Dans son communiqué de presse, le bureau permanent du Sénat rappelle que les taux de régulation sur certains chapitres des dépenses de l’institution sont particulièrement bas, parfois même ramenés à zéro. « Le Sénat ne peut pas assurer son fonctionnement normal à défaut de moyens financiers », soulève-t-il. « Le Sénat ne peut pas procéder aux engagements des dépenses prévues par la loi de finances rectificatives », ajoute-t-il encore.
Selon un tableau publié par le bureau permanent du Sénat, à l’exception des dépenses pour indemnités, celles qui servent à payer les salaires et les soldes, dont le taux de régulation est à 100%, toutes les autres dépenses ne sont pas autorisées en totalité.
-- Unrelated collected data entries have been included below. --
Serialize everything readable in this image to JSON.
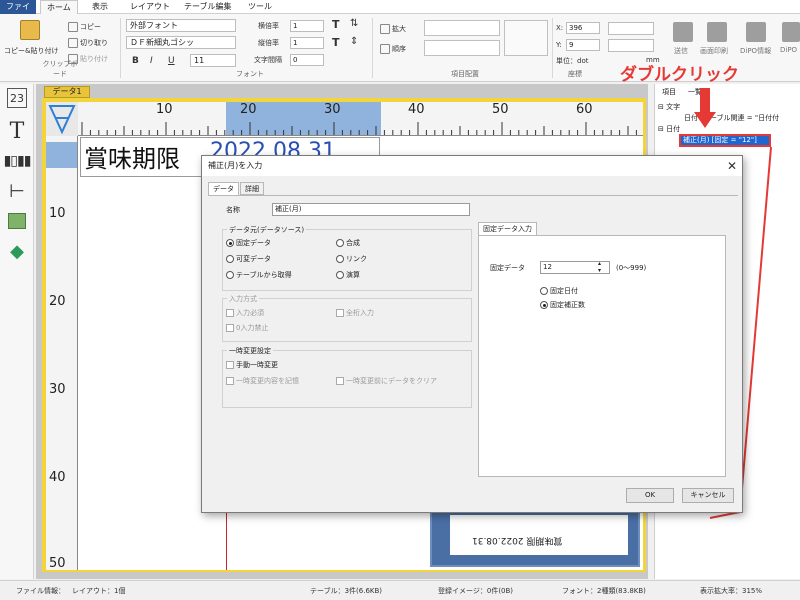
{
  "menu": {
    "tabs": [
      "ファイル",
      "ホーム",
      "表示",
      "レイアウト",
      "テーブル編集",
      "ツール"
    ]
  },
  "ribbon": {
    "clipboard": {
      "paste": "コピー&貼り付け",
      "copy": "コピー",
      "cut": "切り取り",
      "paste_small": "貼り付け",
      "group": "クリップボード"
    },
    "font": {
      "font_name": "外部フォント",
      "font_face": "ＤＦ新細丸ゴシッ",
      "size": "11",
      "group": "フォント",
      "bold": "B",
      "italic": "I",
      "underline": "U"
    },
    "spacing": {
      "h_ratio": "横倍率",
      "v_ratio": "縦倍率",
      "char_spacing": "文字間隔",
      "h_val": "1",
      "v_val": "1",
      "c_val": "0"
    },
    "arrange": {
      "zoom": "拡大",
      "order": "順序",
      "group": "項目配置"
    },
    "position": {
      "x_label": "X:",
      "x_val": "396",
      "y_label": "Y:",
      "y_val": "9",
      "unit": "単位：dot",
      "group": "座標",
      "unit_mm": "mm"
    },
    "right_tools": [
      "送信",
      "画面印刷",
      "DiPO情報",
      "DiPO"
    ]
  },
  "document_tab": "データ1",
  "ruler": {
    "h_numbers": [
      "10",
      "20",
      "30",
      "40",
      "50",
      "60"
    ],
    "v_numbers": [
      "10",
      "20",
      "30",
      "40",
      "50"
    ]
  },
  "canvas": {
    "label_text": "賞味期限",
    "label_date": "2022.08.31",
    "preview_text": "賞味期限 2022.08.31"
  },
  "annotation": {
    "text": "ダブルクリック"
  },
  "right_panel": {
    "tabs": [
      "項目",
      "一覧"
    ],
    "tree": [
      {
        "label": "文字",
        "indent": 0,
        "toggle": "⊟"
      },
      {
        "label": "日付 (テーブル関連 = \"日付付",
        "indent": 1,
        "toggle": ""
      },
      {
        "label": "日付",
        "indent": 0,
        "toggle": "⊟"
      }
    ],
    "selected": "補正(月) [固定 = \"12\"]"
  },
  "status": {
    "file_info": "ファイル情報：",
    "layout": "レイアウト：1個",
    "table": "テーブル：3件(6.6KB)",
    "images": "登録イメージ：0件(0B)",
    "fonts": "フォント：2種類(83.8KB)",
    "zoom": "表示拡大率：315%"
  },
  "dialog": {
    "title": "補正(月)を入力",
    "tabs": [
      "データ",
      "詳細"
    ],
    "name_label": "名称",
    "name_value": "補正(月)",
    "data_type_group": "データ元(データソース)",
    "data_types": [
      {
        "label": "固定データ",
        "checked": true
      },
      {
        "label": "合成",
        "checked": false
      },
      {
        "label": "可変データ",
        "checked": false
      },
      {
        "label": "リンク",
        "checked": false
      },
      {
        "label": "テーブルから取得",
        "checked": false
      },
      {
        "label": "演算",
        "checked": false
      }
    ],
    "input_method_group": "入力方式",
    "input_required": "入力必須",
    "full_width": "全桁入力",
    "no_zero_input": "0入力禁止",
    "temp_change_group": "一時変更設定",
    "manual_change": "手動一時変更",
    "save_change": "一時変更内容を記憶",
    "clear_change": "一時変更前にデータをクリア",
    "fixed_input_tab": "固定データ入力",
    "fixed_data_label": "固定データ",
    "fixed_data_value": "12",
    "fixed_data_range": "(0～999)",
    "fixed_options": [
      {
        "label": "固定日付",
        "checked": false
      },
      {
        "label": "固定補正数",
        "checked": true
      }
    ],
    "ok": "OK",
    "cancel": "キャンセル"
  }
}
Ainsi, selon le communiqué de presse du Sénat, le taux de régulation pour les biens et services hors carburant et hors fonds spéciaux est à 19,80%, celui relatif aux carburants et lubrifiants est à 57,84% et celui lié aux fonds spéciaux est même de 0%, tout comme le taux de régulation des dépenses d’investissement public. Pour les transferts, le taux est à 16,56%, ajoute le communiqué.